Students at Dartmouth College and on other campuses throughout the Granite State are tuned in to politics. They are passionate about their candidates and issues that affect students, like New Hampshire's new voter ID law.
"There are better ways that we can improve our elections and it is a very clearly partisan move," said Mason Cole of the College Democrats.
"I think it is a very reasonable law in New Hampshire and it continues to maintain the affidavit," said J.P. Harrington of the College Republicans.
"I don't know what I would say if someone told me I could vote here. I'm living here for four years," said Sam Haskel, a freshman from New York City.
By September 2013, in order for anyone to vote in New Hampshire, they must first prove they are legal residents. A New Hampshire driver's license or other form of government-issued ID will be mandatory at the polls. The new voting rules will likely not affect November's election-- any ID will be accepted. Some students who live out-of-state, but vote in New Hampshire, worry about the future, like Obama supporter Mason Cole.
"They are affected by laws here. They are giving back to community here. And they are really making an impact here. So to kind of say that they don't have a right to impact the law that affects them, in my mind is very silly," Cole said.
Others who-- it's fair to say-- are not big fans of the president, think the ID requirements are just, and, frankly, long overdue.
"People who want to vote in New Hampshire, who want to be residents of New Hampshire for their four years here, absolutely can. This does not affect that at all," Harrington said.

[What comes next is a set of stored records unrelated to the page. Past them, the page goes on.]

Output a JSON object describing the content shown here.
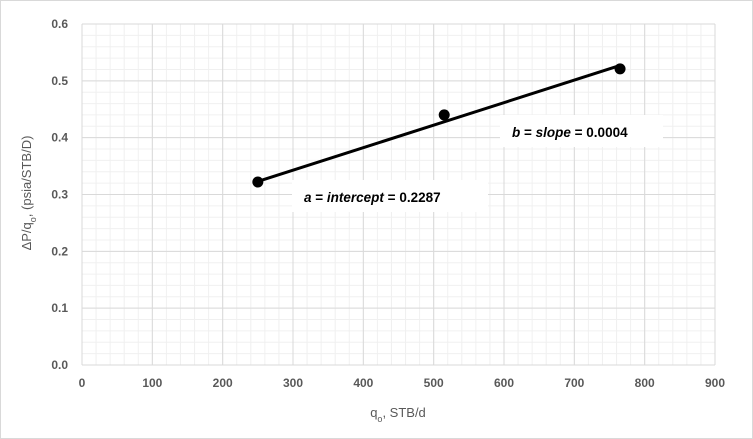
{
  "chart_data": {
    "type": "scatter",
    "title": "",
    "xlabel": "q",
    "xlabel_subscript": "o",
    "xlabel_suffix": ", STB/d",
    "ylabel": "ΔP/q",
    "ylabel_subscript": "o",
    "ylabel_suffix": ", (psia/STB/D)",
    "xlim": [
      0,
      900
    ],
    "ylim": [
      0.0,
      0.6
    ],
    "x_ticks": [
      "0",
      "100",
      "200",
      "300",
      "400",
      "500",
      "600",
      "700",
      "800",
      "900"
    ],
    "y_ticks": [
      "0.0",
      "0.1",
      "0.2",
      "0.3",
      "0.4",
      "0.5",
      "0.6"
    ],
    "grid": true,
    "series": [
      {
        "type": "scatter",
        "x": [
          250,
          515,
          765
        ],
        "y": [
          0.322,
          0.44,
          0.521
        ],
        "color": "#000000"
      },
      {
        "type": "line",
        "x": [
          250,
          765
        ],
        "y": [
          0.323,
          0.527
        ],
        "color": "#000000"
      }
    ],
    "annotations": [
      {
        "var": "a",
        "eq1": " = ",
        "word": "intercept",
        "eq2": " = ",
        "value": "0.2287"
      },
      {
        "var": "b",
        "eq1": " = ",
        "word": "slope",
        "eq2": " = ",
        "value": "0.0004"
      }
    ]
  }
}
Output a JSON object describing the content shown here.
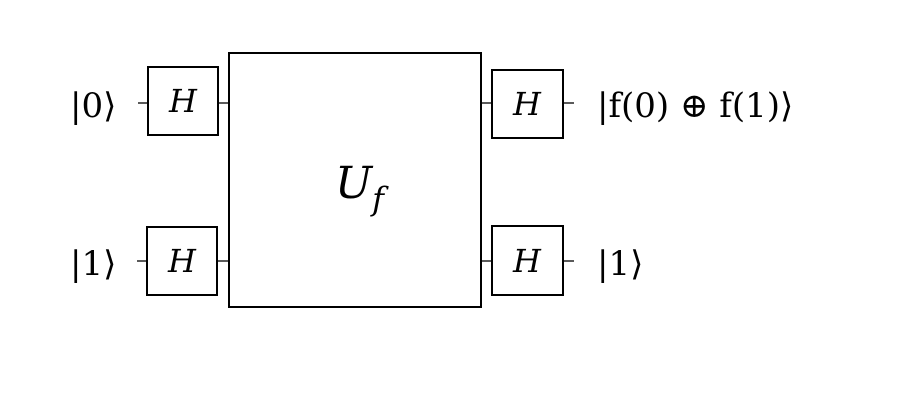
{
  "inputs": [
    {
      "label": "|0⟩"
    },
    {
      "label": "|1⟩"
    }
  ],
  "outputs": [
    {
      "label": "|f(0) ⊕ f(1)⟩"
    },
    {
      "label": "|1⟩"
    }
  ],
  "gates": {
    "h_label": "H",
    "oracle_main": "U",
    "oracle_sub": "f"
  }
}
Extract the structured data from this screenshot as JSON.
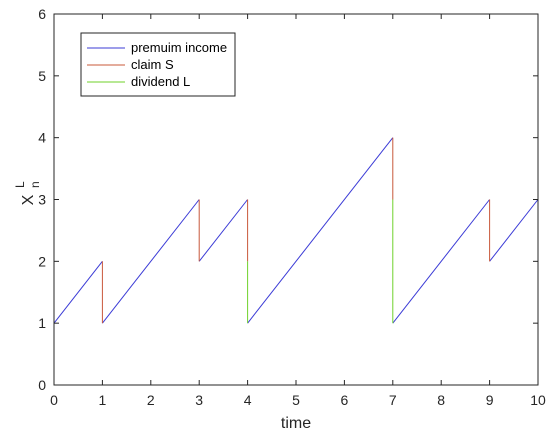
{
  "chart_data": {
    "type": "line",
    "title": "",
    "xlabel": "time",
    "ylabel": {
      "base": "X",
      "sup": "L",
      "sub": "n"
    },
    "xlim": [
      0,
      10
    ],
    "ylim": [
      0,
      6
    ],
    "xticks": [
      0,
      1,
      2,
      3,
      4,
      5,
      6,
      7,
      8,
      9,
      10
    ],
    "yticks": [
      0,
      1,
      2,
      3,
      4,
      5,
      6
    ],
    "grid": false,
    "legend_position": "top-left",
    "series": [
      {
        "name": "premuim income",
        "color": "#3b3bd6",
        "segments": [
          [
            [
              0,
              1
            ],
            [
              1,
              2
            ]
          ],
          [
            [
              1,
              1
            ],
            [
              3,
              3
            ]
          ],
          [
            [
              3,
              2
            ],
            [
              4,
              3
            ]
          ],
          [
            [
              4,
              1
            ],
            [
              7,
              4
            ]
          ],
          [
            [
              7,
              1
            ],
            [
              9,
              3
            ]
          ],
          [
            [
              9,
              2
            ],
            [
              10,
              3
            ]
          ]
        ]
      },
      {
        "name": "claim S",
        "color": "#c8583a",
        "segments": [
          [
            [
              1,
              2
            ],
            [
              1,
              1
            ]
          ],
          [
            [
              3,
              3
            ],
            [
              3,
              2
            ]
          ],
          [
            [
              4,
              3
            ],
            [
              4,
              2
            ]
          ],
          [
            [
              7,
              4
            ],
            [
              7,
              3
            ]
          ],
          [
            [
              9,
              3
            ],
            [
              9,
              2
            ]
          ]
        ]
      },
      {
        "name": "dividend L",
        "color": "#6fd12a",
        "segments": [
          [
            [
              4,
              2
            ],
            [
              4,
              1
            ]
          ],
          [
            [
              7,
              3
            ],
            [
              7,
              1
            ]
          ]
        ]
      }
    ]
  }
}
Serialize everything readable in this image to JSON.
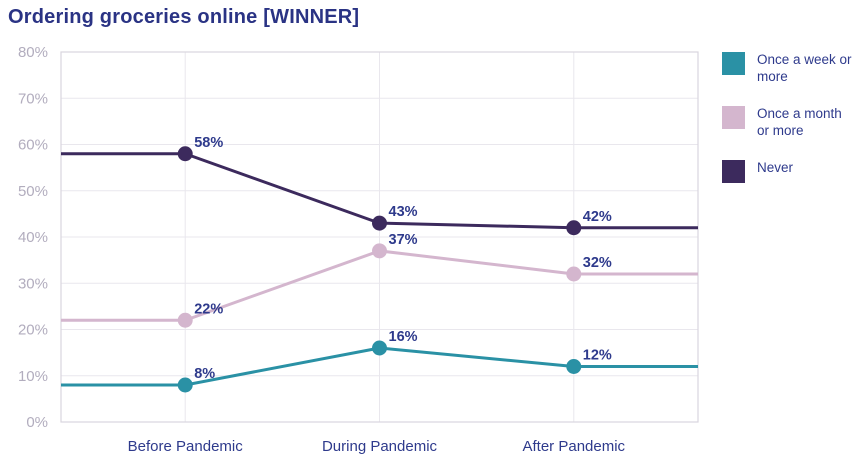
{
  "title": "Ordering groceries online [WINNER]",
  "colors": {
    "title": "#2a3384",
    "data_label": "#2e3a8c",
    "category_label": "#2e3a8c",
    "tick_label": "#b2adbe",
    "gridline": "#e9e7ed",
    "plot_border": "#d9d6de",
    "background": "#ffffff"
  },
  "chart_data": {
    "type": "line",
    "categories": [
      "Before Pandemic",
      "During Pandemic",
      "After Pandemic"
    ],
    "series": [
      {
        "name": "Once a week or more",
        "color": "#2a91a5",
        "values": [
          8,
          16,
          12
        ],
        "labels": [
          "8%",
          "16%",
          "12%"
        ]
      },
      {
        "name": "Once a month or more",
        "color": "#d4b6ce",
        "values": [
          22,
          37,
          32
        ],
        "labels": [
          "22%",
          "37%",
          "32%"
        ]
      },
      {
        "name": "Never",
        "color": "#3c2a5d",
        "values": [
          58,
          43,
          42
        ],
        "labels": [
          "58%",
          "43%",
          "42%"
        ]
      }
    ],
    "y_ticks": [
      "0%",
      "10%",
      "20%",
      "30%",
      "40%",
      "50%",
      "60%",
      "70%",
      "80%"
    ],
    "ylim": [
      0,
      80
    ],
    "grid": true,
    "legend_position": "right",
    "line_extends_to_plot_edges": true
  },
  "legend": {
    "items": [
      "Once a week or more",
      "Once a month or more",
      "Never"
    ]
  }
}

But what it will do, according to the experts, is decrease student turnout. They say kids who plan to return home after their time here will not take the time or pay the money to change residency and buy a new ID to vote, just to have to change back to the home state. The state chapters of the League of Women Voters and the American Civil Liberties Union filed a petition this month on behalf of four New Hampshire students seeking to block the law.
"In political science, we know that voting become habitual. So, if you don't acquire the habit of voting while you are young, it is less likely that you will acquire it later," said Linda Fowler, a professor of government at Dartmouth.
Sam Haskel may be in that category. The Dartmouth freshman, who has not yet decided who he is voting for, plans to return to New York City after graduation.
"That is a pretty big span of time to be somewhere and not to be able to influence decisions that are being made," he said.
It's an election that could be decided on a college campus just like this one.